13.03.2006 [+ nos commentaires]

L’Irak : la défection kurde est une bonne nouvelle dans un paysage presque implacable de mauvaises nouvelles...

[Analyse de Ch. Krauthammer de Jewish World Review & nos commentaires]



Perdu au milieu de tous les massacres en Irak, il existe un important développement politique : les Kurdes ont changé de partenaires. Dans le premier parlement suivant les premières élections, ils s’étaient alliés sur le tableau shiite qui a conduit au gouvernement actuel, dominé par les Shiites, et conduit par Ibrahim al Jafari.

Maintenant les Kurdes ont rejoint l’opposition sunnite et les partis laïcs pour s’opposer au bloc shiite. Le résultat est fait de deux grandes coalitions concurrentes : (a) le bloc Kurdes + Sunnites + Laïcs, qui contrôle environ 140 sièges sur les 275 du Parlement et constituerait la majorité la plus ténue, et (b) le bloc shiite, qui est lui-même une coalition de sept partis pas toujours amis, et contrôle 130 sièges, légèrement moins qu’une majorité.

Si c’était seulement aussi simple, l’Irak aurait un nouveau gouvernement, d’orientation laïque.

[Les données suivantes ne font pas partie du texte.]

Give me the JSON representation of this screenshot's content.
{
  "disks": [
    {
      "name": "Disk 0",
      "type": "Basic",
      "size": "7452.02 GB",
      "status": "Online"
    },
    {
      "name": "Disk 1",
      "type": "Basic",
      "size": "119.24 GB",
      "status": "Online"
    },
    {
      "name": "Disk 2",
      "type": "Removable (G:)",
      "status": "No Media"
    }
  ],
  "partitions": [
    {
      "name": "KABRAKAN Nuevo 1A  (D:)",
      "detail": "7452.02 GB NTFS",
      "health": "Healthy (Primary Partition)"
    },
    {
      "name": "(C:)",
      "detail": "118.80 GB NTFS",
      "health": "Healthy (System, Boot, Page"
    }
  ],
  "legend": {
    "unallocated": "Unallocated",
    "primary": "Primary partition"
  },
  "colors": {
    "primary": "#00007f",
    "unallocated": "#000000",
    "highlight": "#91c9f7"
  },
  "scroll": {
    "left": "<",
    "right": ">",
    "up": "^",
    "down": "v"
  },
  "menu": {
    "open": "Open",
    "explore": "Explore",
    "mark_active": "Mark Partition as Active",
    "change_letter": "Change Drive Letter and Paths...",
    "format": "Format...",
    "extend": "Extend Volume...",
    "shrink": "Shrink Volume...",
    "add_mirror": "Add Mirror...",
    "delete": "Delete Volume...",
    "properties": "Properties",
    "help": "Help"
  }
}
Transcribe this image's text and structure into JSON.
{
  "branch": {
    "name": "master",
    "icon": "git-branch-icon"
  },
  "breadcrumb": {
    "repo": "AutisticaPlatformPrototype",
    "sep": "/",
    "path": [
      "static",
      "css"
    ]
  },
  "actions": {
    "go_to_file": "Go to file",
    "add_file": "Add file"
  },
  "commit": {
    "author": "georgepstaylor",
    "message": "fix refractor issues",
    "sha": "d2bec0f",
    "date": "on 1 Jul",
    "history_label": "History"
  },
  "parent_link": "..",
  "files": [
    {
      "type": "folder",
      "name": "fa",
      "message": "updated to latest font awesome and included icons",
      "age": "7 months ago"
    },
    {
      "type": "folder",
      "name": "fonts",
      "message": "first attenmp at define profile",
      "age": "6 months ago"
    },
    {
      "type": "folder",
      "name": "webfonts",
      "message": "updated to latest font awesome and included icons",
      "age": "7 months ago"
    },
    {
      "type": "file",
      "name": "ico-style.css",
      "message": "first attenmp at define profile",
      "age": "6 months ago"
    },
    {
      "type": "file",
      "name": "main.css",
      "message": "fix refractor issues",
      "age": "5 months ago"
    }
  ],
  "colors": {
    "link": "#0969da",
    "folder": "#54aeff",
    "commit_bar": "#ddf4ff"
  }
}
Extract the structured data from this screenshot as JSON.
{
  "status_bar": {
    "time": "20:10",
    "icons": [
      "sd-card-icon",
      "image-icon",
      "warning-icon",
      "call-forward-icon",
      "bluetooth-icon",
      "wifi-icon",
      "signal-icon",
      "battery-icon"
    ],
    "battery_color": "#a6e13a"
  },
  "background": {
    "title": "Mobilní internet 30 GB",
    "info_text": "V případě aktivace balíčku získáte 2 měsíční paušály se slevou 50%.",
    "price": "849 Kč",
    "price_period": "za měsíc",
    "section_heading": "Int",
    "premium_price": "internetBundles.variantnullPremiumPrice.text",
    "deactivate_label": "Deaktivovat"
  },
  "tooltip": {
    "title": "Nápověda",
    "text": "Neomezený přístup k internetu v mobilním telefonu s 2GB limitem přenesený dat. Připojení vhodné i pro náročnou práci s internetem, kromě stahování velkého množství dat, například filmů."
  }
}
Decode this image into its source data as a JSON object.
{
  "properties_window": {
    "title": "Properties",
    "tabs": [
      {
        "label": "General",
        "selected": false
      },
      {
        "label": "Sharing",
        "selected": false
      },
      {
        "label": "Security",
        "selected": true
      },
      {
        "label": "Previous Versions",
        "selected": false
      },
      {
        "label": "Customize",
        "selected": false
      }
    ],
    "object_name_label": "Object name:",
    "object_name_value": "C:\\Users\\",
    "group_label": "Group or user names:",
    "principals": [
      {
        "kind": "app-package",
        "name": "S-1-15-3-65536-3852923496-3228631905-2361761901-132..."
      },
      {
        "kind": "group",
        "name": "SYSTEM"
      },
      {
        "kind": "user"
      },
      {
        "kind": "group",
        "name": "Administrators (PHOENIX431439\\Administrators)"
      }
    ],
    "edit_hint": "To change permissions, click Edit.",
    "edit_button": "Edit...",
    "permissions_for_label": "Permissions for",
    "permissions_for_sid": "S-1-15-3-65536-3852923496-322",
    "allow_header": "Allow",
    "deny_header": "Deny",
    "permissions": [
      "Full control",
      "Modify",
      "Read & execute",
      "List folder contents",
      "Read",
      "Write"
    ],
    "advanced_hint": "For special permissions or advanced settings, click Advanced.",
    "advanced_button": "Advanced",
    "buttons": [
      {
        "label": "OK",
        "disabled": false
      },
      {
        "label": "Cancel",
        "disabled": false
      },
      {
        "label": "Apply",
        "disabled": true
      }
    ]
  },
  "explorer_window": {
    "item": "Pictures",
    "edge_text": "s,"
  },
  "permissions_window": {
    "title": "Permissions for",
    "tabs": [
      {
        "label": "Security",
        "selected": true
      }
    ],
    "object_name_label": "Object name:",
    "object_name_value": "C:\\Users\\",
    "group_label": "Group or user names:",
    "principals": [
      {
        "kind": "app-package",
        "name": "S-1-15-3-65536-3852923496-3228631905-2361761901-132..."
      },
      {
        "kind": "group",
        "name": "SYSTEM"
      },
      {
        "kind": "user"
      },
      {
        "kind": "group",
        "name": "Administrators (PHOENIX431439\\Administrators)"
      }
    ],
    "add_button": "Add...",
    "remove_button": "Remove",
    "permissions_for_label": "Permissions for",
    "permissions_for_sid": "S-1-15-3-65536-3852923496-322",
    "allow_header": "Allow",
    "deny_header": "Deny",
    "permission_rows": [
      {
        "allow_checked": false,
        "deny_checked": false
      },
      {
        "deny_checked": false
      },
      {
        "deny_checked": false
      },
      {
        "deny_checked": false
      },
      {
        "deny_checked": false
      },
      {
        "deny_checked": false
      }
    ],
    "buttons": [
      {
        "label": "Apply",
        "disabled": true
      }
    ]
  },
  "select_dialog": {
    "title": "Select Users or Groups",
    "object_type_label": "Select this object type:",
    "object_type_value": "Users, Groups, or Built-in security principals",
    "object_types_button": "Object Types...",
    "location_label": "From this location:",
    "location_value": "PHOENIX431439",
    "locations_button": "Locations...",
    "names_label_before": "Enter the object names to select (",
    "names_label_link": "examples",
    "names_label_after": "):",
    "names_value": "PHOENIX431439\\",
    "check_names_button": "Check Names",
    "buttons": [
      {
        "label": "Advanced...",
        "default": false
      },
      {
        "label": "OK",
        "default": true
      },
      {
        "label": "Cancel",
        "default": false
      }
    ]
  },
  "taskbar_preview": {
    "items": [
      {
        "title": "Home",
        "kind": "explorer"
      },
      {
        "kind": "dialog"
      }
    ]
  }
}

Mais pour protéger les minorités et obliger à la création de larges coalitions de gouvernement, la constitution irakienne exige avant tout une majorité des deux tiers pour former un gouvernement.

Si nous avions une telle exigence aux Etats Unis, nous pourrions encore essayer de régler les élections de 2000. En Irak, le résultat pour l’heure est une impasse, qui pourrait conduire à un désastre si tout le système se désintègre de ce fait. Ou bien cela pourrait conduire à un gouvernement plus efficace et moins sectaire que celui de Jafari.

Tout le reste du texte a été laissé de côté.